The total time of duration of Critical Care with the many procedures and interventions that occurred with this patient in a very short period of time. There are certain procedures that are included with 99291 that are Not separately billable, and these procedures are considered to be included with this code.

AFTER MIDNIGHT/SECOND DAY BILLING OF CRITICAL CARE?
One interesting fact in this case is the patient stayed in the ED until the next calendar day after midnight.
Can you bill a second critical care on the next day? In regard to disrupted (non-continuous) Critical Care that occurs after mid- night, your provision of all such Critical Care is considered new for the post-midnight date and should be reported separately You can perform a second CC billing ONLY if he was stabilized before midnight and then after midnight he succumbs to a Second critical event such as if he develops ventricular fibrillation after midnight.

CLINICAL PRESENTATION #2
A 63-year-old gentleman was brought to the University ED after collapsing while watching a football game. He has a history of syncopal episodes, a recent MI and takes a beta blocker for mild hypertension.
VS: BP 97/60, Pulse 43, Temp 98.6 and is alert and cooperative.
Patient is placed in a monitor bed, an EKG is produced and given to the second-year resident. It then appears the patient is developing a new bifasicular heart block from his recent MI.
The resident performs a rapid history and exam, knowing this type of block with the recent MI can be deadly. Ten minutes after patient arrival, she seeks advice from her attending physician; he agrees this patient can easily deteriorate and recommends a trans-venous pacemaker placement stat. The resident concurs and the attending will monitor the trans-venous pace-maker insertion.
The resident monitors the patient at the bedside for a total 35 minutes in unstable condition. Now the patient is worsening with the pulse at 38 and a palpable BP of
55. The resident orders several intravenous medications to address the BP and pulse rate. Now the ED physician is ready for pacemaker insertion.
The attending rushes over and monitors the entire procedure without teaching, and the entire event lasts for 20 minutes.

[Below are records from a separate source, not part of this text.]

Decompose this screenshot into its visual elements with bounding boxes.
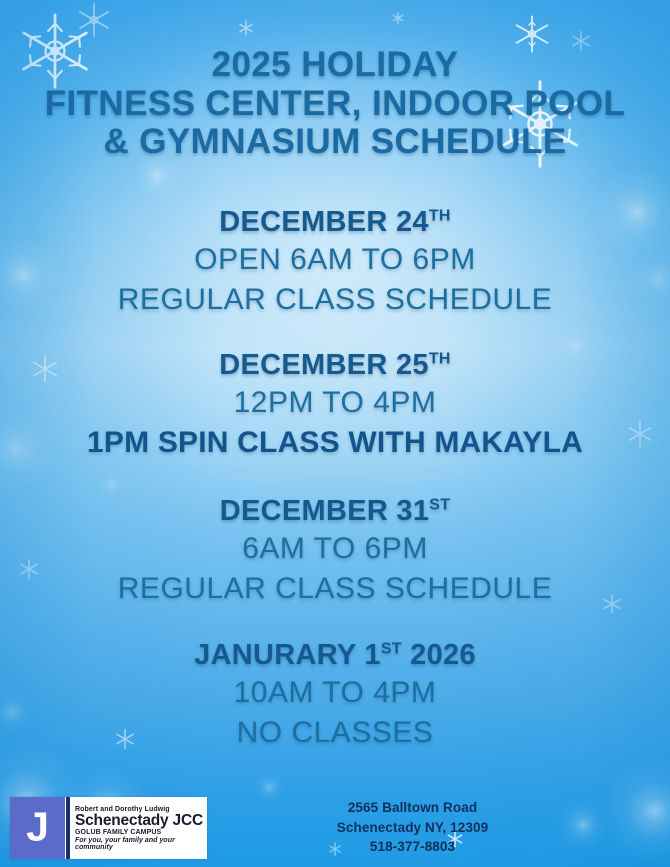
schedule-section-december-31: DECEMBER 31ST 6AM TO 6PM REGULAR CLASS S… (0, 494, 670, 609)
logo-divider (66, 797, 70, 859)
schedule-date-heading: DECEMBER 24TH (0, 205, 670, 240)
schedule-date-text: JANURARY 1 (194, 639, 381, 671)
title-line-1: 2025 HOLIDAY (0, 46, 670, 85)
logo-campus-name: GOLUB FAMILY CAMPUS (75, 829, 203, 836)
title-line-3: & GYMNASIUM SCHEDULE (0, 123, 670, 162)
logo-tagline: For you, your family and your community (75, 837, 203, 851)
poster-title: 2025 HOLIDAY FITNESS CENTER, INDOOR POOL… (0, 46, 670, 162)
schedule-date-ordinal: ST (429, 496, 450, 513)
holiday-schedule-poster: 2025 HOLIDAY FITNESS CENTER, INDOOR POOL… (0, 0, 670, 867)
schedule-section-january-1: JANURARY 1ST 2026 10AM TO 4PM NO CLASSES (0, 638, 670, 753)
schedule-note: NO CLASSES (0, 713, 670, 753)
schedule-section-december-24: DECEMBER 24TH OPEN 6AM TO 6PM REGULAR CL… (0, 205, 670, 320)
jcc-logo-letter: J (10, 807, 65, 848)
schedule-date-text: DECEMBER 24 (219, 206, 429, 238)
schedule-date-text: DECEMBER 25 (219, 349, 429, 381)
jcc-logo: J Robert and Dorothy Ludwig Schenectady … (10, 797, 207, 859)
address-street: 2565 Balltown Road (215, 798, 610, 818)
poster-content: 2025 HOLIDAY FITNESS CENTER, INDOOR POOL… (0, 0, 670, 867)
logo-org-name: Schenectady JCC (75, 813, 203, 830)
schedule-date-ordinal: TH (429, 207, 451, 224)
schedule-note: REGULAR CLASS SCHEDULE (0, 280, 670, 320)
schedule-date-heading: JANURARY 1ST 2026 (0, 638, 670, 673)
schedule-date-text: DECEMBER 31 (220, 495, 430, 527)
schedule-date-heading: DECEMBER 31ST (0, 494, 670, 529)
address-city-state-zip: Schenectady NY, 12309 (215, 818, 610, 838)
schedule-hours: 6AM TO 6PM (0, 529, 670, 569)
jcc-logo-mark: J (10, 797, 65, 859)
title-line-2: FITNESS CENTER, INDOOR POOL (0, 85, 670, 124)
contact-address: 2565 Balltown Road Schenectady NY, 12309… (215, 798, 610, 857)
schedule-hours: 12PM TO 4PM (0, 383, 670, 423)
schedule-date-ordinal: ST (381, 640, 402, 657)
schedule-hours: OPEN 6AM TO 6PM (0, 240, 670, 280)
address-phone: 518-377-8803 (215, 837, 610, 857)
schedule-note: REGULAR CLASS SCHEDULE (0, 569, 670, 609)
schedule-date-ordinal: TH (429, 350, 451, 367)
schedule-date-heading: DECEMBER 25TH (0, 348, 670, 383)
schedule-date-year: 2026 (402, 639, 476, 671)
schedule-section-december-25: DECEMBER 25TH 12PM TO 4PM 1PM SPIN CLASS… (0, 348, 670, 463)
jcc-logo-text: Robert and Dorothy Ludwig Schenectady JC… (74, 797, 207, 859)
schedule-note: 1PM SPIN CLASS WITH MAKAYLA (0, 423, 670, 463)
schedule-hours: 10AM TO 4PM (0, 673, 670, 713)
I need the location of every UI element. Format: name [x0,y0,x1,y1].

The patient’s heart is captured by the pacemaker lead, and he obtains a pulse of 80 and a BP 90. The patient is admitted to the CCU for further care.
The attending writes a note in the record stating. “Patient developed hypotension and profound bradycardia; I spent 45 minutes with the patient providing fluids, pressers, and oxygen and transvenous pacemaker insertion. I reviewed the resident’s documentation and procedure, and I agree with the resident’s assessment and plan of care.”